Mercury passes between the Earth and the Sun on the 8th of February and thereafter moves into the morning sky. This is a very good apparition for equatorial and southern-hemisphere observers but is low as seen from the UK. Mercury, Venus, Saturn, Jupiter and eventually Neptune all cluster close together in this period with a number of conjunctions occurring but unfortunately these may be hard to observe. Mercury passes 4 degrees above Venus on the 13th and 14th of February but with Venus rising around 0715 UT in UK morning twilight, Mercury may be hard to catch. Mercury similarly sits slightly less than 4 degrees above Jupiter on the 14th and 15th but with Jupiter rising at 0700 UT the same visibility problem arises.
Orbital dynamics commit Mercury and Jupiter to a morning dance with the pair drawing much closer on the 5th of March, just 0.3 degrees apart, rising in the south-east around 0600 UT but only achieving 6 degrees of elevation at sunrise for mid-UK latitudes. Mercury’s geatest western elongation is on the 6th of March. On the 30th Mercury sits just below Neptune but the pairing is invisible from the UK.
Venus passes behind the Sun at superior conjunction on the 26th of March, but is lost to UK morning observation much earlier than that due to the very low angle of the ecliptic. If you want to see it then look to the south-east in the predawn sky in early February and you should find it a little before sunrise. Shining at magnitude -3.9 it can be followed into daylight but there are obvious risks to this with Venus still so close to the Sun. Venus passes just below Saturn on the 6th and Jupiter on the 11th but these conjunctions are only well-seen from the equator and the southern hemisphere.

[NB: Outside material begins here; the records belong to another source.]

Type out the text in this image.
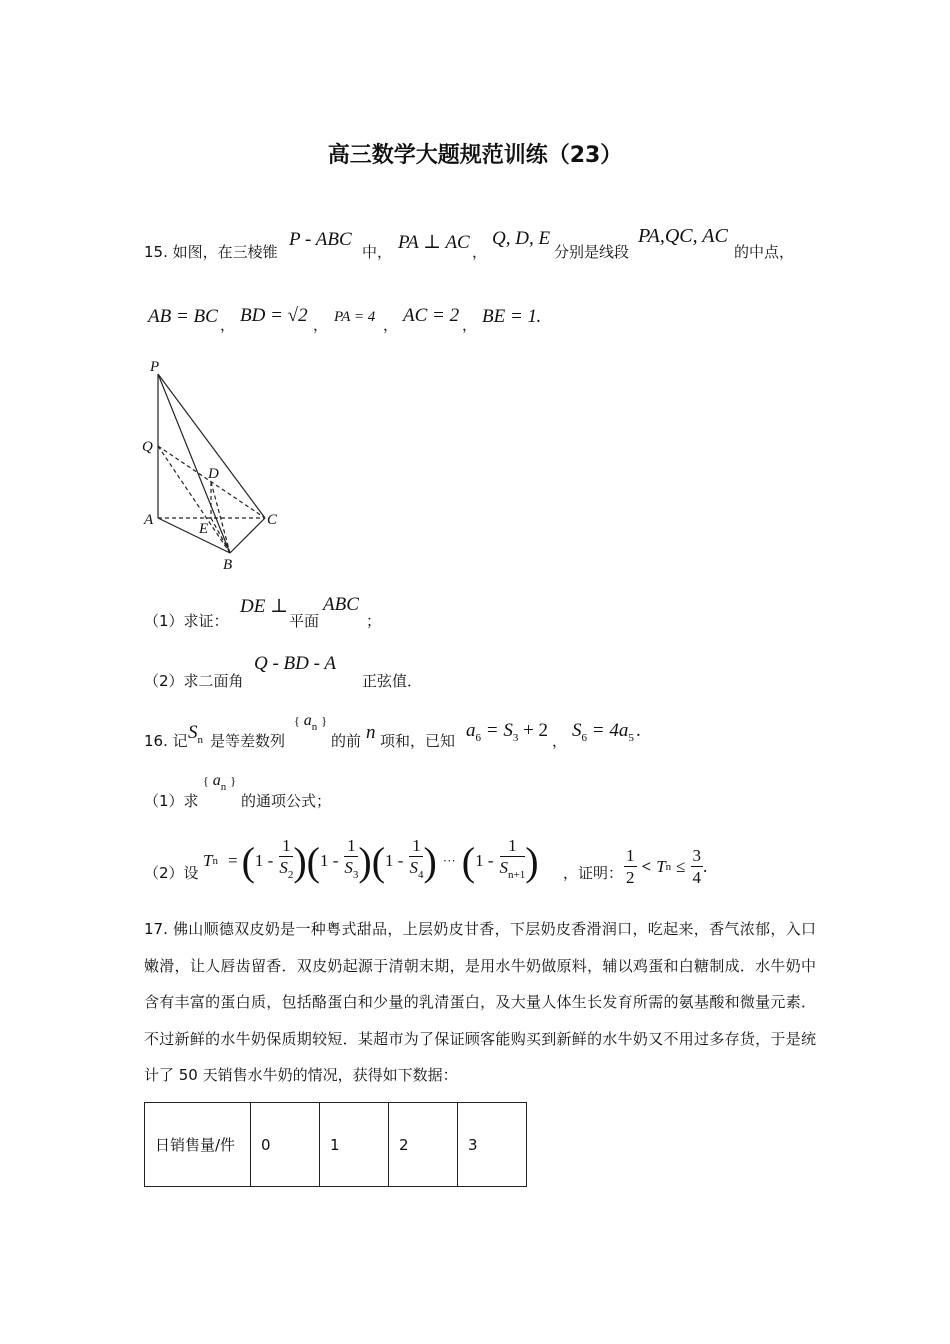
高三数学大题规范训练（23）
15. 如图，在三棱锥
P - ABC
中， PA ⊥ AC ，
Q, D, E
分别是线段
PA,QC, AC
的中点，
AB = BC ， BD = √2 ， PA = 4 ， AC = 2 ， BE = 1
.
P
Q
D
A
E
C
B
（1）求证：
DE ⊥
平面
ABC
；
（2）求二面角
Q - BD - A
正弦值．
16. 记 $S_n$ 是等差数列
{ $a_n$ }
的前 n 项和，已知 $a_6 = S_3 + 2$ ， $S_6 = 4a_5$ .
（1）求
{ $a_n$ }
的通项公式；
（2）设
T n = ( $1 - \frac{1}{S_2}$ )( $1 - \frac{1}{S_3}$ )( $1 - \frac{1}{S_4}$ ) ··· ( $1 - \frac{1}{S_{n+1}}$ ) ，证明： $\frac{1}{2} < T$ $n \le \frac{3}{4}$ .
17. 佛山顺德双皮奶是一种粤式甜品，上层奶皮甘香，下层奶皮香滑润口，吃起来，香气浓郁，入口嫩滑，让人唇齿留香．双皮奶起源于清朝末期，是用水牛奶做原料，辅以鸡蛋和白糖制成．水牛奶中含有丰富的蛋白质，包括酪蛋白和少量的乳清蛋白，及大量人体生长发育所需的氨基酸和微量元素．不过新鲜的水牛奶保质期较短．某超市为了保证顾客能购买到新鲜的水牛奶又不用过多存货，于是统计了 50 天销售水牛奶的情况，获得如下数据：
日销售量/件	0	1	2	3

In contrast Mars is best seen in the North. It is becoming small as Earth stretches away from it however south-transit in early February occurs at 1800 UT, after sunset, and at 55 degrees of elevation for the UK. At just under 8 arcseconds in apparent size detailed observation will not be easy but Mars won’t set until after midnight so prolonged observation at high elevation is easy into mid-evening. In the first week of March, Mars passes 3 degrees below the Pleiades making a good observational and photographic opportunity. As the period progresses Mars moves a little more westward with each sunset but remains at high altitude well into the evening and even in late March the red planet becomes visible around 45 degrees up in the south-west after sunset for mid-UK latitudes. By this time its size has fallen to 5 arcseconds and after this serious observation will end.

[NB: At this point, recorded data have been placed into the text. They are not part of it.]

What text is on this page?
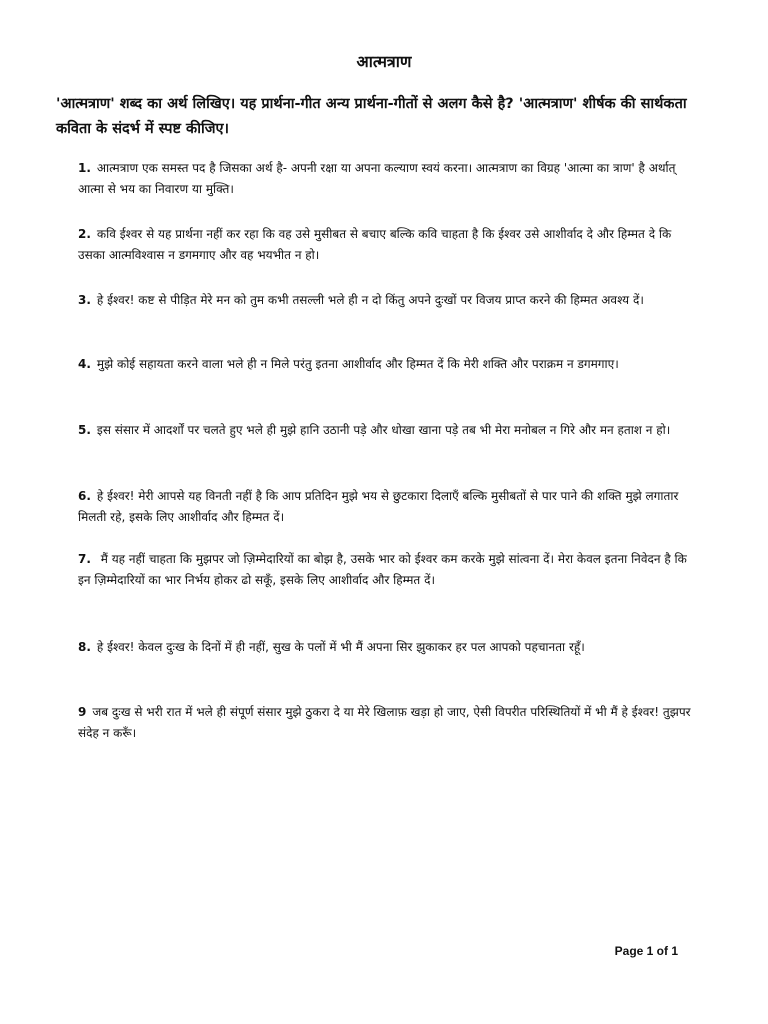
आत्मत्राण
'आत्मत्राण' शब्द का अर्थ लिखिए। यह प्रार्थना-गीत अन्य प्रार्थना-गीतों से अलग कैसे है? 'आत्मत्राण' शीर्षक की सार्थकता कविता के संदर्भ में स्पष्ट कीजिए।
1. आत्मत्राण एक समस्त पद है जिसका अर्थ है- अपनी रक्षा या अपना कल्याण स्वयं करना। आत्मत्राण का विग्रह 'आत्मा का त्राण' है अर्थात् आत्मा से भय का निवारण या मुक्ति।
2. कवि ईश्वर से यह प्रार्थना नहीं कर रहा कि वह उसे मुसीबत से बचाए बल्कि कवि चाहता है कि ईश्वर उसे आशीर्वाद दे और हिम्मत दे कि उसका आत्मविश्वास न डगमगाए और वह भयभीत न हो।
3. हे ईश्वर! कष्ट से पीड़ित मेरे मन को तुम कभी तसल्ली भले ही न दो किंतु अपने दुःखों पर विजय प्राप्त करने की हिम्मत अवश्य दें।
4. मुझे कोई सहायता करने वाला भले ही न मिले परंतु इतना आशीर्वाद और हिम्मत दें कि मेरी शक्ति और पराक्रम न डगमगाए।
5. इस संसार में आदर्शों पर चलते हुए भले ही मुझे हानि उठानी पड़े और धोखा खाना पड़े तब भी मेरा मनोबल न गिरे और मन हताश न हो।
6. हे ईश्वर! मेरी आपसे यह विनती नहीं है कि आप प्रतिदिन मुझे भय से छुटकारा दिलाएँ बल्कि मुसीबतों से पार पाने की शक्ति मुझे लगातार मिलती रहे, इसके लिए आशीर्वाद और हिम्मत दें।
7. मैं यह नहीं चाहता कि मुझपर जो ज़िम्मेदारियों का बोझ है, उसके भार को ईश्वर कम करके मुझे सांत्वना दें। मेरा केवल इतना निवेदन है कि इन ज़िम्मेदारियों का भार निर्भय होकर ढो सकूँ, इसके लिए आशीर्वाद और हिम्मत दें।
8. हे ईश्वर! केवल दुःख के दिनों में ही नहीं, सुख के पलों में भी मैं अपना सिर झुकाकर हर पल आपको पहचानता रहूँ।
9 जब दुःख से भरी रात में भले ही संपूर्ण संसार मुझे ठुकरा दे या मेरे खिलाफ़ खड़ा हो जाए, ऐसी विपरीत परिस्थितियों में भी मैं हे ईश्वर! तुझपर संदेह न करूँ।
Page 1 of 1
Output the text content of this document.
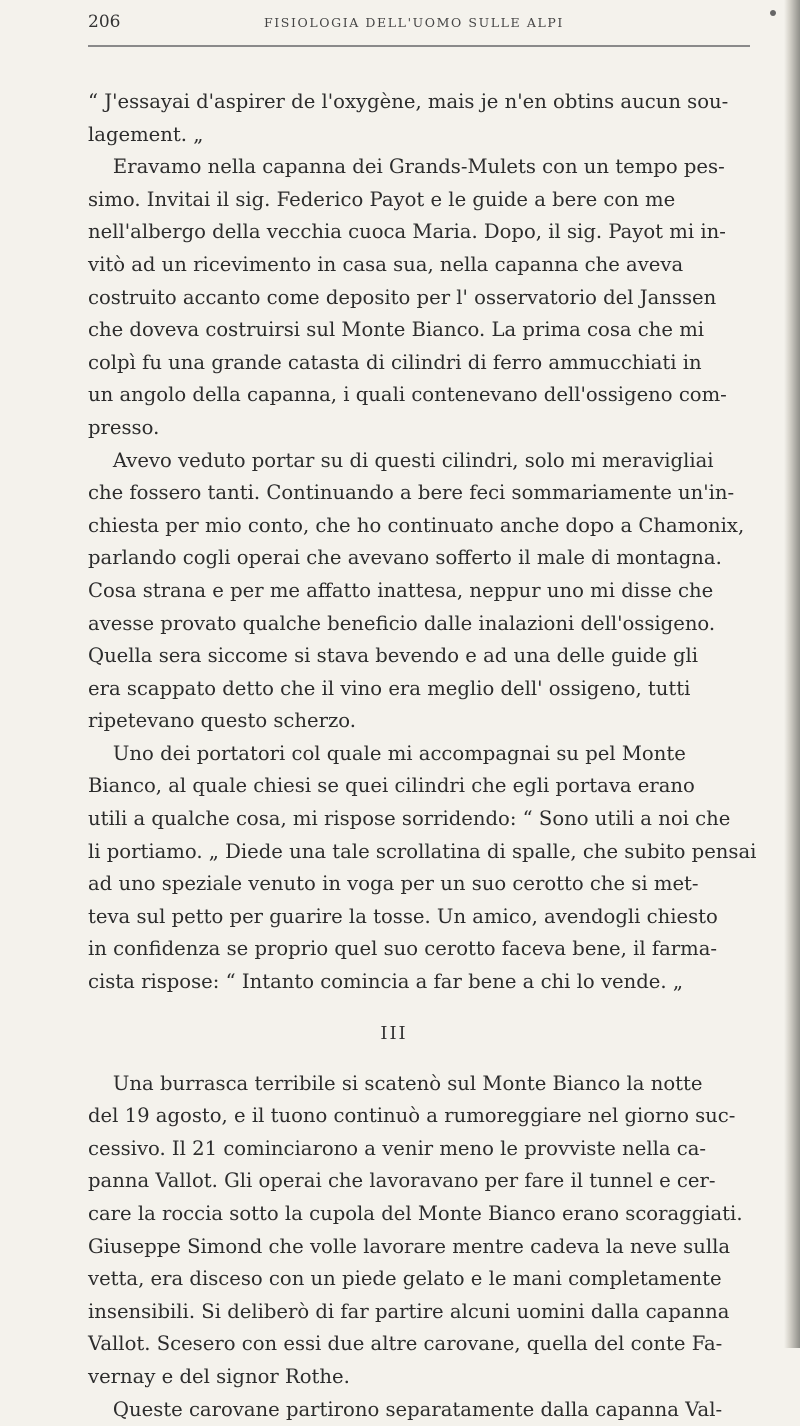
206	FISIOLOGIA DELL'UOMO SULLE ALPI
“ J'essayai d'aspirer de l'oxygène, mais je n'en obtins aucun sou-
lagement. „
Eravamo nella capanna dei Grands-Mulets con un tempo pes-
simo. Invitai il sig. Federico Payot e le guide a bere con me
nell'albergo della vecchia cuoca Maria. Dopo, il sig. Payot mi in-
vitò ad un ricevimento in casa sua, nella capanna che aveva
costruito accanto come deposito per l' osservatorio del Janssen
che doveva costruirsi sul Monte Bianco. La prima cosa che mi
colpì fu una grande catasta di cilindri di ferro ammucchiati in
un angolo della capanna, i quali contenevano dell'ossigeno com-
presso.
Avevo veduto portar su di questi cilindri, solo mi meravigliai
che fossero tanti. Continuando a bere feci sommariamente un'in-
chiesta per mio conto, che ho continuato anche dopo a Chamonix,
parlando cogli operai che avevano sofferto il male di montagna.
Cosa strana e per me affatto inattesa, neppur uno mi disse che
avesse provato qualche beneficio dalle inalazioni dell'ossigeno.
Quella sera siccome si stava bevendo e ad una delle guide gli
era scappato detto che il vino era meglio dell' ossigeno, tutti
ripetevano questo scherzo.
Uno dei portatori col quale mi accompagnai su pel Monte
Bianco, al quale chiesi se quei cilindri che egli portava erano
utili a qualche cosa, mi rispose sorridendo: “ Sono utili a noi che
li portiamo. „ Diede una tale scrollatina di spalle, che subito pensai
ad uno speziale venuto in voga per un suo cerotto che si met-
teva sul petto per guarire la tosse. Un amico, avendogli chiesto
in confidenza se proprio quel suo cerotto faceva bene, il farma-
cista rispose: “ Intanto comincia a far bene a chi lo vende. „
III
Una burrasca terribile si scatenò sul Monte Bianco la notte
del 19 agosto, e il tuono continuò a rumoreggiare nel giorno suc-
cessivo. Il 21 cominciarono a venir meno le provviste nella ca-
panna Vallot. Gli operai che lavoravano per fare il tunnel e cer-
care la roccia sotto la cupola del Monte Bianco erano scoraggiati.
Giuseppe Simond che volle lavorare mentre cadeva la neve sulla
vetta, era disceso con un piede gelato e le mani completamente
insensibili. Si deliberò di far partire alcuni uomini dalla capanna
Vallot. Scesero con essi due altre carovane, quella del conte Fa-
vernay e del signor Rothe.
Queste carovane partirono separatamente dalla capanna Val-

Jupiter is, as mentioned, a difficult and low morning object, initially rising only very shortly ahead of the Sun. It is certainly best seen from mid to late March onwards, rising around 0510 UT but still reaching less than 10 degrees of elevation by sunrise. Its magnitude -2 disk is nearly 35 arcseconds across and can carefully be followed into daylight with a south-transit of around 0935UT. Saturn is only slightly better placed; rising 20 minutes ahead of Jupiter by late March. Its ring system is similar in size, across, to the disk of Jupiter, and is tilted towards Earth by some 18 degrees with the north of the planet presented towards us by that amount. Like Jupiter it can be followed into daylight but both planets will be much better placed as we move forward into Summer.
Of the ice-giants, only Uranus is reasonably placed for observation as Neptune is in solar conjunction on the 10th of March. Uranus may best be found in early February a little below and to the west of Mars as full-night falls. At 50 degrees of elevation from the UK its 3.6 arcsecond disc will show only subtle shading at the eyepiece but infrared photography may show more detail. By early March Uranus has moved lower to the south-west as darkness falls and may be found some 30 degrees up, midway between Menkar in Cetus and Sheratan in Aries. After this, proper observation will be hampered by ever lower elevation. Catch this blue-green jewel as early in the period as you can for best viewing.